I think in the case without the count, sieve2 is taking longer because it is doing a bit of the work whilst constructing the filtered sequence.
When you put the count in, sieve2 is faster because it's the better algorithm.
P.S. When I try (time (sieve 10000000)), my machine crashes with a stack overflow, presumably because of the vast stack of nested filter calls it's building up.
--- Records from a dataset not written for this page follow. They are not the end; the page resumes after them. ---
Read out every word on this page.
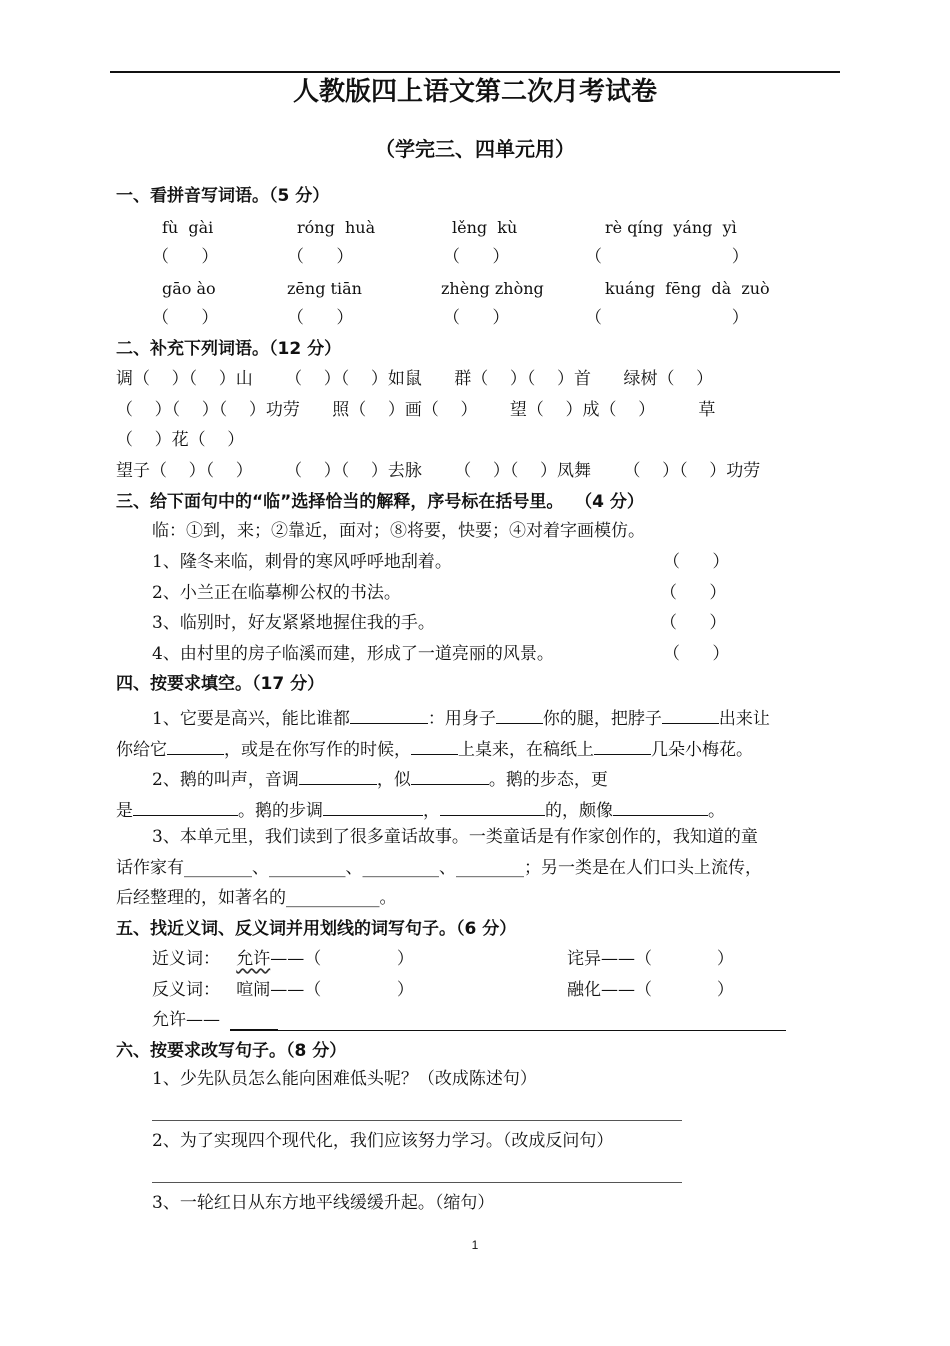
人教版四上语文第二次月考试卷
（学完三、四单元用）
一、看拼音写词语。（5 分）
fù  gài	róng  huà	lěng  kù	rè qíng  yáng  yì
（      ）	（      ）	（      ）	（                        ）
gāo ào	zēng tiān	zhèng zhòng	kuáng  fēng  dà  zuò
（      ）	（      ）	（      ）	（                        ）
二、补充下列词语。（12 分）
调（    ）（    ）山      （    ）（    ）如鼠      群（    ）（    ）首      绿树（    ）
（    ）（    ）（    ）功劳      照（    ）画（    ）      望（    ）成（    ）        草
（    ）花（    ）
望子（    ）（    ）      （    ）（    ）去脉      （    ）（    ）凤舞      （    ）（    ）功劳
三、给下面句中的“临”选择恰当的解释，序号标在括号里。  （4 分）
临：①到，来；②靠近，面对；⑧将要，快要；④对着字画模仿。
1、隆冬来临，刺骨的寒风呼呼地刮着。	（      ）
2、小兰正在临摹柳公权的书法。	（      ）
3、临别时，好友紧紧地握住我的手。	（      ）
4、由村里的房子临溪而建，形成了一道亮丽的风景。	（      ）
四、按要求填空。（17 分）
1、它要是高兴，能比谁都	：用身子	你的腿，把脖子	出来让
你给它	，或是在你写作的时候，	上桌来，在稿纸上	几朵小梅花。
2、鹅的叫声，音调	，似	。鹅的步态，更
是	。鹅的步调	，	的，颇像	。
3、本单元里，我们读到了很多童话故事。一类童话是有作家创作的，我知道的童
话作家有________、_________、_________、________；另一类是在人们口头上流传，
后经整理的，如著名的___________。
五、找近义词、反义词并用划线的词写句子。（6 分）
近义词： 允许——（              ）	诧异——（            ）
反义词： 喧闹——（              ）	融化——（            ）
允许——
六、按要求改写句子。（8 分）
1、少先队员怎么能向困难低头呢？（改成陈述句）
2、为了实现四个现代化，我们应该努力学习。（改成反问句）
3、一轮红日从东方地平线缓缓升起。（缩句）
1
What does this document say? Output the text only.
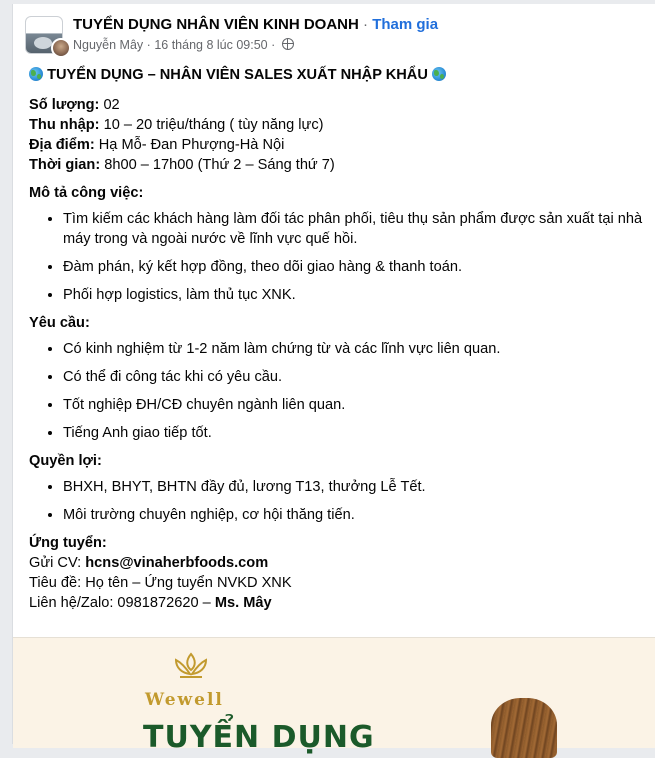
TUYỂN DỤNG NHÂN VIÊN KINH DOANH · Tham gia
Nguyễn Mây · 16 tháng 8 lúc 09:50 ·
TUYỂN DỤNG – NHÂN VIÊN SALES XUẤT NHẬP KHẨU
Số lượng: 02
Thu nhập: 10 – 20 triệu/tháng ( tùy năng lực)
Địa điểm: Hạ Mỗ- Đan Phượng-Hà Nội
Thời gian: 8h00 – 17h00 (Thứ 2 – Sáng thứ 7)
Mô tả công việc:
• Tìm kiếm các khách hàng làm đối tác phân phối, tiêu thụ sản phẩm được sản xuất tại nhà máy trong và ngoài nước về lĩnh vực quế hồi.
• Đàm phán, ký kết hợp đồng, theo dõi giao hàng & thanh toán.
• Phối hợp logistics, làm thủ tục XNK.
Yêu cầu:
• Có kinh nghiệm từ 1-2 năm làm chứng từ và các lĩnh vực liên quan.
• Có thể đi công tác khi có yêu cầu.
• Tốt nghiệp ĐH/CĐ chuyên ngành liên quan.
• Tiếng Anh giao tiếp tốt.
Quyền lợi:
• BHXH, BHYT, BHTN đầy đủ, lương T13, thưởng Lễ Tết.
• Môi trường chuyên nghiệp, cơ hội thăng tiến.
Ứng tuyển:
Gửi CV: hcns@vinaherbfoods.com
Tiêu đề: Họ tên – Ứng tuyển NVKD XNK
Liên hệ/Zalo: 0981872620 – Ms. Mây
Wewell
TUYỂN DỤNG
How come it ran for you?
Some optimization tips for this kind of Primative number heavy math:
use clojure 1.3
clonjure 1.3 allows un-boxed-checked-arithmetic so you wont be casting everything to Integer.
type hint the function arguments
Otherwise you will end up casting all the Ints/Longs to Integer for each function call. (you're not calling any hint-able functions so i'm just listing it here as general advice)
don't call any higher order functions.
Currently (1.3) lambda functions #( ...) cant be compiled as ^static so they only take Object as arguments. so the calls to filter will require boxing of all the numbers.
You're likely loosing enough time in boxing/unboxing Integers/ints that it will make it hard to really judge the different optimizations. If you type hint (and use clojure 1.3) then you will likely get better numbers to judge your optimizations.